ROLFING AND HATHA YOGA
When I was first Rolfed, my experience of yoga changed greatly. Postures not only got easier, but I felt that I was receiving much more benefit from them. My energy was able to be more involved with what a particular posture was supposed to be about, rather than struggling with a dozen other structural restrictions which were unrelated to the pose (“You mean this isn’t a hamstring stretch? Oh…”.) Prior to Rolfing, my yoga felt more like I was doing the poses in a tight net. It was a “net” made of my own stiff connective tissue. Rolfing stretched and freed up that net. It was like a boost, a head- start toward that more enjoyable level where the yoga postures could really begin imparting their intended benefits.

…the Rolfer’s fingers can work much more specifically and precisely than a Yoga asana typically can.
Rolfing and yoga share as goals the deepening of your somatic awareness, proper alignment, balance, differentiation (of myofascial structures and of the segments of the body,) the lengthening of tissues which have shortened and the decompression of joints.

One of the advantages of Rolfing is that the Rolfer’s fingers can work much more specifically and precisely than a yoga asana typically can. At the same time, it is also more comprehensive. Often in your yoga postures the very tightest tissues and/or joints involved are “gluttons”–they receive most of the benefit, while many other tissues which also need it are not being engaged much at all. Rolfing systematically addresses every muscle, joint and fascial sheet in your body’s patterns, not only those which are most hampering.
Another example of how Rolfing helps the yoga student is in the area of differentiation. Many people, for instance, have an adductor compartment which is fascially “glued together” with either the quadricep or the hamstring compartments; no matter how much you try to stretch one, the other comes along. A Rolfer will slowly sink in, using fingers or knuckles perhaps, and bring differentiation to these fascial “envelopes.”

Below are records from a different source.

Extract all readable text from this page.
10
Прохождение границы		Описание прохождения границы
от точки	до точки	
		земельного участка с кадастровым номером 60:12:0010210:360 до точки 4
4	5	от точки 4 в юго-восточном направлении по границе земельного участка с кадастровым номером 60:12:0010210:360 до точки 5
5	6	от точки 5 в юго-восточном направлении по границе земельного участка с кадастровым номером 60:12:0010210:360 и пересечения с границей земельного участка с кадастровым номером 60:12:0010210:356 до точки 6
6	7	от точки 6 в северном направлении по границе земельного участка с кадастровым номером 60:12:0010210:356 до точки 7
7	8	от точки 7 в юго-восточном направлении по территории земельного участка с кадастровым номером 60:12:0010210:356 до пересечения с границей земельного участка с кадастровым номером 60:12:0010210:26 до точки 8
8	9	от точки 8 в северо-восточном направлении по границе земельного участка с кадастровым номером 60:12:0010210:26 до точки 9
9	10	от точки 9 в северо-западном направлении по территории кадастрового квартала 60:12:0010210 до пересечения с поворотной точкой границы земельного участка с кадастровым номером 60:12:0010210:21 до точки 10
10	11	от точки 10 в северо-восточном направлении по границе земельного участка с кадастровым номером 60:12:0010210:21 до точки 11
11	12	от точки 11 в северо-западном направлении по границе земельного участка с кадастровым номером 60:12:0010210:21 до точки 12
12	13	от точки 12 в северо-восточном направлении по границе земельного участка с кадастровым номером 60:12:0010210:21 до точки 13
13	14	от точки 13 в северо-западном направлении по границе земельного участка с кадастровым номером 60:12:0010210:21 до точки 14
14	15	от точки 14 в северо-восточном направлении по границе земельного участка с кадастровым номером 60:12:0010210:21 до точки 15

Rolfing’s benefits for the yoga student are far more numerous than these two examples–it is truly a match made in heaven–but we are limited by the size of this article. For a complete look at how Rolfing empowers yoga (and vice versa,) there’s a wonderful and very readable book called Bodies, Health and Consciousness: A Guide to Living Successfully In Your Body Through Rolfing and Yoga, by Rosie Spiegel. I highly recommend it.

There are obviously a great many benefits of yoga and Tai Chi which Rolfing does not deliver. Rolfing does not strengthen muscles. It does not work to directly cultivate Chi or Prana–although softening areas of tissue that are chronically hardened is an important prerequisite for the free circulation of energy through the body. Rolfing does not have the rich philosophical framework of its two older cousins. Most obviously, it is not a “practice” we cultivate over years and years, reaping the countless benefits which only such depth can provide. But it is a unique “foot up” into the essence of these two ancient systems, allowing much fuller benefits to be received earlier in practice. At the same time, Tai Chi and yoga will continue and deepen the benefits of Rolfing. These three disciplines all share the goal of living in our bodies happily, effectively, consciously and vibrantly in each moment of our day, in all areas of our lives.